Arınç, Vakıflar Teftiş Kurulu Başkanlığı'nın 2003'den bu yılın Kasım ayına kadar 829 denetim, 141 inceleme yaptığını bildirdi. ''MHP'li arkadaşların üzerinde çok durdukları konu var'' diyen Arınç. sözlerini şöyle sürdürdü: ''Bu konu bence yanlış. Bu konuyu parti politikası olarak benimsiyorlarsa, ileride iktidara gelme ümidiyle, bugün muhalefet partisi konumunda olan bir partinin hem Türkiye'de hem dış dünyadaki algısının olumsuz olacağını düşünüyorum. Sayın Mustafa Erdem, 'azınlık vakıflarının gayrimenkullerinin iadesi züldür' gibi bir hüküm kullanıyor. Bunu yapan zillet içindedir, zelildir anlamında. Bir ilahiyatçı bunun anlamını hepimizden daha iyi bilir. Bunu kesinlikle reddediyorum ve bu sözü kendilerine iade ediyorum. Bizim yaptığımız hem kanunlarımız çerçevesinde hem uluslararası hukuk normları çerçevesinde hem de Vakıflar Kanunu'nun hükümlerine uygun olarak yaptığımız işlerdir. Biz Türkiye Cumhuriyeti hudutları içerisinde Türkiye Cumhuriyeti vatandaşları olarak geçmişten bu güne birlikte yaşadığımız ve birlikte yaşamanın en güzel örneklerini verdiğimiz bir medeniyetten geliyoruz. Eğer sizin düşünceniz hakim olsaydı, bugün Mardin'i gözardı etmemiz lazımdı, Hatay'a inanmamamız lazımdı, Gaziantep'i, Kayseri'yi haritadan silmemiz lazımdı. Unutmayın ki Türkiye'de cami duvarı ile Kilise'nin ve Havra'nın birbirlerine bitişik olduğu illerimiz var. Bu topraklarda 41 farklı etnik ve inanç gruplarının geçmişten bu yana Türkiye'de yaşadığını biliyoruz. Bu, bizim için zenginliktir. Bu, Türkiye'nin tarihinde birlikte yaşamanın bugün bütün dünyaya örnek göstereceği bir hadisedir. Azınlık vakıflarına mallarını iade etmek hukukumuzun gereğidir. AK Parti hükümeti olarak hak neredeyse onu vermek, buna inandık. Bunlar haklarıdır.''
1500 müracaat olduğunu, şu anda 118 civarında gayrimenkulün iade edildiğini, 28 Ağustos'ta sürenin bittiğini anımsatan Arınç, ''Türkiye'de yaşayan ve bizim kanunlarımıza göre hak sahibi olanlara haklarını vermektir. Bu bir zül değil, hukukun, insanlığın gereğidir. Biz bunu yapmakla iftihar ediyoruz'' dedi.
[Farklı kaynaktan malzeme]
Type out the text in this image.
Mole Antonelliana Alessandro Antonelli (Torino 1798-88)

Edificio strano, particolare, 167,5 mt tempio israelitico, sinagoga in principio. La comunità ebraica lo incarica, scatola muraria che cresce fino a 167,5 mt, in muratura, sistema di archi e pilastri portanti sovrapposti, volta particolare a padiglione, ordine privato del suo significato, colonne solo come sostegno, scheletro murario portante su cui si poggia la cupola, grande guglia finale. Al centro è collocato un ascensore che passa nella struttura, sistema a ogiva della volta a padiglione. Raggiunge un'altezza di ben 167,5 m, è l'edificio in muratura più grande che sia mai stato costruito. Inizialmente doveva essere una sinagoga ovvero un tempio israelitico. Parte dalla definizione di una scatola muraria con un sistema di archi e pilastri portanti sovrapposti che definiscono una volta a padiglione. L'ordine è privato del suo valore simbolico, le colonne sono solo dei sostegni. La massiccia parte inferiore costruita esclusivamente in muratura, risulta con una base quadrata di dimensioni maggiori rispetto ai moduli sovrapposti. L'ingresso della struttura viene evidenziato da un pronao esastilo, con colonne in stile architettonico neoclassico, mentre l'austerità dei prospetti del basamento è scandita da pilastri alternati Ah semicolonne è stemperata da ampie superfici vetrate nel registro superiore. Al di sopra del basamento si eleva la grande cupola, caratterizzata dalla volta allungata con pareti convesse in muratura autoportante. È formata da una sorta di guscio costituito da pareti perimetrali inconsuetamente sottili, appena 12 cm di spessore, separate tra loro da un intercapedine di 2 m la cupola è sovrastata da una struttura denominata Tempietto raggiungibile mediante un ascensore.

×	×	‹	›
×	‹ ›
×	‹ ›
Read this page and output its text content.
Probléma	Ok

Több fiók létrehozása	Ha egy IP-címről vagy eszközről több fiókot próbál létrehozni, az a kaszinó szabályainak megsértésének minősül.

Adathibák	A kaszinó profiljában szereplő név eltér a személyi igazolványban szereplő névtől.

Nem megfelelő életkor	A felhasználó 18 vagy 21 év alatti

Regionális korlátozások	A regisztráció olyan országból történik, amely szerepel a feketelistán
Arınç, ''Ermeniler, Rumlar bu topraklarda yaşadı. Bunlardan utanmamak, sıkılmamak lazım'' diyen Arınç, ''Hrant Dink alçakça öldürüldü. Buna gönülden inanan bir insanım. Meclis Başkanıyken evlerine taziyeye gittim. Benim orada hissettiğim şu; eşine, annesine, kızına, geline baktım, herhangi bir Anadolu evinden farklı değildi. Yıllardır bu topraklarda yaşayan insanların, yıllardır etnik kökeni ne olursa bizimle bütünleşmiş olan insanların evinde Anadolu evinin kokusun aldım'' diye konuştu.